Tajemniczy rękopis Voynicha
Poszukiwania tajemniczych i zagadkowych przedmiotów zaprowadziły mnie pewnego razu do Biblioteki Rzadkich Ksiąg i Rękopisów Uniwersytetu Yale w USA. Chciałem dotrzeć do źródła starej zagadki, która, jak spostrzegłem, rozkwita i odżywa w Internecie. Nic dziwnego - wydaje się, że rozwikłać ją może tylko zbiorowy, sieciowy wysiłek tysięcy posiadaczy szybkich komputerów. Ale po kolei! Bibliotekarka nie była ani trochę zdziwiona, kiedy podałem kartkę z nazwą rękopisu. To raczej ja się zdziwiłem, gdy z pamięci wpisała numer wolumenu: MS 408. Najwidoczniej nie byłem pierwszym, i na pewno nie ostatnim, który pojawił się z cichą nadzieją odczytania czegokolwiek pomiędzy wierszami tej księgi, mimo że najlepszym specjalistom nie udało się zrozumieć ani słowa. Kiedy już zdołałem przekonać personel, że jestem godny zaufania i nie kieruje mną pusta ciekawość, ale zamiar badawczy, o czym zadecydowała ostatecznie legitymacja polskiego związku literatów, rękopis został mi podany - bo trudno to określić inaczej - na płacie gumy piankowej, jak wykwintne danie. Dla każdego bibliofila jest to istotnie prawdziwa uczta duchowa. Znaleźć się oko w oko z "Voynichem"!
Tekst w nieznanym języku
Tom był wypłowiały, niepozorny, o wymiarach około 15 na 22 cm i o grubości ok. 7 cm. Otworzyłem go ostrożnie i ujrzałem owe osławione stronice z miękkiej, jasnobrązowej, delikatnej cielęcej skóry, o nierównych brzegach. Materiał mnie nie zdziwił. Znałem już, choćby z biblioteki klasztoru na Jasnej Górze, średniowieczne księgi pisane na cielęcym welurze, nie mówiąc o indiańskich manuskryptach obrazkowych z Meksyku wymalowanych na składanych w harmonijkę pasach jeleniej skóry.
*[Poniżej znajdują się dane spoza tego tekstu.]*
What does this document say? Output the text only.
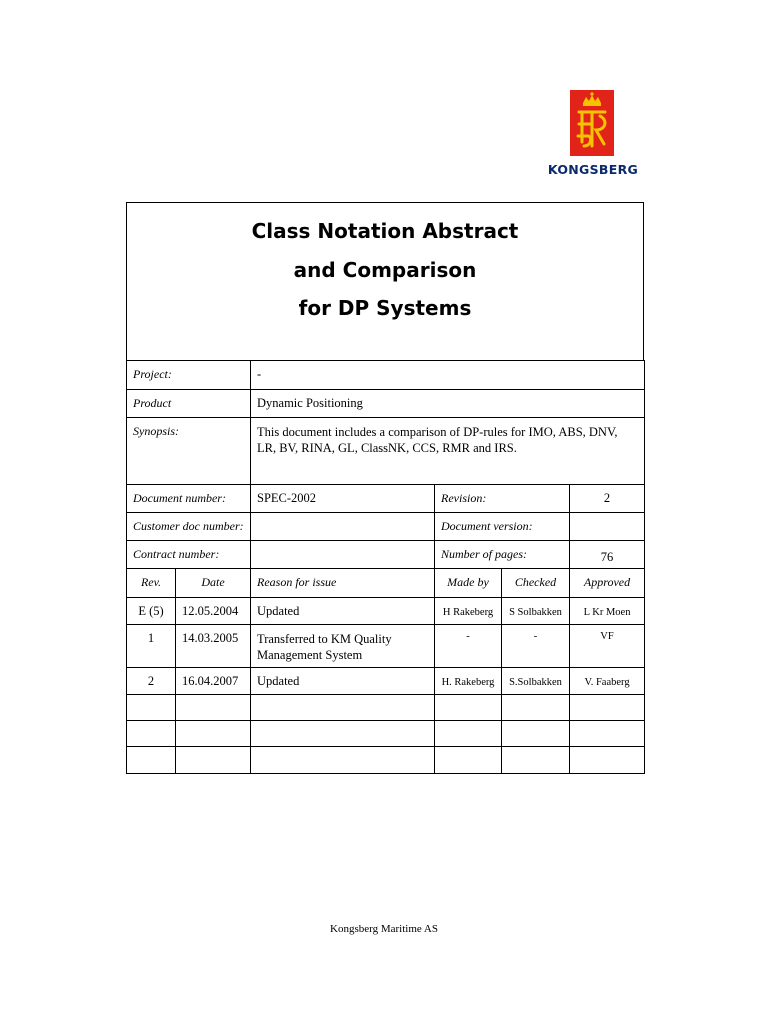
KONGSBERG
Class Notation Abstract
and Comparison
for DP Systems
Project:		-			
Product		Dynamic Positioning			
Synopsis:		This document includes a comparison of DP-rules for IMO, ABS, DNV, LR, BV, RINA, GL, ClassNK, CCS, RMR and IRS.			
Document number:		SPEC-2002	Revision:		2
Customer doc number:			Document version:		
Contract number:			Number of pages:		76
Rev.	Date	Reason for issue	Made by	Checked	Approved
E (5)	12.05.2004	Updated	H Rakeberg	S Solbakken	L Kr Moen
1	14.03.2005	Transferred to KM Quality Management System	-	-	VF
2	16.04.2007	Updated	H. Rakeberg	S.Solbakken	V. Faaberg

Kongsberg Maritime AS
204 strony rękopisu "Voynicha" były wprost zatłoczone malutkimi i w większości dziwacznymi literami. Niemal każda strona zawierała ilustracje, rysowane niezbyt wprawną ręką, jednak z wyraźnym zamiłowaniem. A ponieważ słowa były całkowicie niezrozumiałe, moje oczy biegły za ilustracjami. Najpierw pojawiły się fantastyczne rośliny, o których już wiedziałem z ekspertyz botaników, że nie istnieją na Ziemi. Miały bulwiaste nasieniostany i wężowe korzenie. Po nich nastąpiły wirujące, koliste, astrologiczne i kosmologiczne wykresy. Na dalszych stronicach pojawiły się setki pulchnych, gołych kobiet kąpiących się w wodzie płynącej z długich rur i rynien. Kobiety miały uróżowane policzki i zaznaczone sutki. Dalej ujrzałem twarze o dziwnie zasmuconym wyrazie, wyzierające wszędzie spoza księżyców i planet lub wplecione między liście i korzenie. Te postacie i twarze skojarzyły mi się z wizerunkami duszków przyrody, widocznymi na obrazach szamanów, malowanych po ich wyjściu z transu halucynogennego.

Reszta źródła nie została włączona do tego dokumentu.